On the 5th of February 2016, FaithXchange organised its Third Annual Conference, titled Alternative Visions in the Public Sphere at Goldsmiths, University of London. The papers presented at this conference offered a wide variety of alternative visions, from Native Faith in Catholic Poland and Pentecostalism in Post-Apartheid South Africa to witchcraft and political cartoons in the UK. Alongside these alternative visions, the conference included three papers with themes of particular pertinence to the readers of this blog, on which I reflect in this report.
Katie Aston, one of the keynotes, presented a paper titled Good without God: British Humanism in the public sphere, which draws on her ethnographic research with the humanist population in the UK. Aston first discusses the key characteristics of the British Humanist Association (BHA) and humanist life cycle rituals.
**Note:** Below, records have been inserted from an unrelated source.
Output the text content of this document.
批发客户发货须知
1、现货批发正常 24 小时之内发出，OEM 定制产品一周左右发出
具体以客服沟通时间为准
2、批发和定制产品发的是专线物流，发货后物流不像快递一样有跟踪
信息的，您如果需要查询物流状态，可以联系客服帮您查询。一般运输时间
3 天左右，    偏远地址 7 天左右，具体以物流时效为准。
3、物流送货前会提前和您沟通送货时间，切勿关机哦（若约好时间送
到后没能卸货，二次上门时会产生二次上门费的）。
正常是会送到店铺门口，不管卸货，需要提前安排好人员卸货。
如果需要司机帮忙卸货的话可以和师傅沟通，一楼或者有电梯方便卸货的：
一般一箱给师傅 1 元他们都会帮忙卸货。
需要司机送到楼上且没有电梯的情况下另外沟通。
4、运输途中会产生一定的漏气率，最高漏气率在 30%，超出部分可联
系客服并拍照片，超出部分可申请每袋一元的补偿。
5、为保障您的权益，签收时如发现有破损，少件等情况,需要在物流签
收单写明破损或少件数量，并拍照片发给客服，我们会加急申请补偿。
She then moved on to an analytical discussion of the place of humanism in the public sphere. Aston argued that humanism is not only nonreligious but also nonsecular, ‘betwixt and between the religious and the secular’: humanists appeal to a sense of spirituality and sacred values normally associated with religion but reject religious belief, dogma, and institutions. Humanism is committed to liberal values but criticises hard secular categories and the depersonalised form that secular, bureaucratised rituals tend to take.
The humanist vision of the public sphere is an implicit critique of commonplace assumptions of the place of religion and secularity in the public sphere, and highlights some of the key problems associated with these assumptions. Humanists consider morality to be wrongly associated with religion, which I interpret to be a critique of what Keane (2007) has called the ‘moral narrative of modernity’. In this narrative religion is a separated, private sphere of life, but simultaneously morality is the special concern of religion. It follows that secular spheres of life either lack morality, or rely on a religious source of morality. Aston’s discussion of humanism raises a number of highly relevant questions that this narrative leaves open-ended: what could be a nonreligious and non-dogmatic source of morality? How can morality be disconnected from traditional religious institutions? Is secularity devoid of morality? How can one be nonreligious without being reduced to ‘just flesh and bones’ (in Aston’s words)?
In my understanding of Aston’s analysis, humanism attempts to embody a pragmatic answer to these questions, but remains in a somewhat awkward position in the UK public sphere as the hegemonic vision operates according to the ‘moral narrative of modernity’.
Another vision on how the boundaries between the secular and the religious are or could be blurred came from Tim Stacey who presented a paper titled Including alternative visions in the public sphere: from post-secular “atheism” to the methodological suspension of disbelief. Stacey’s key question is how to achieve inclusive, shared ideas of the common good in a religiously plural society and revive a sense of public duty and solidarity. He draws on ethnographic research among both religious and secular civil activist groups in London.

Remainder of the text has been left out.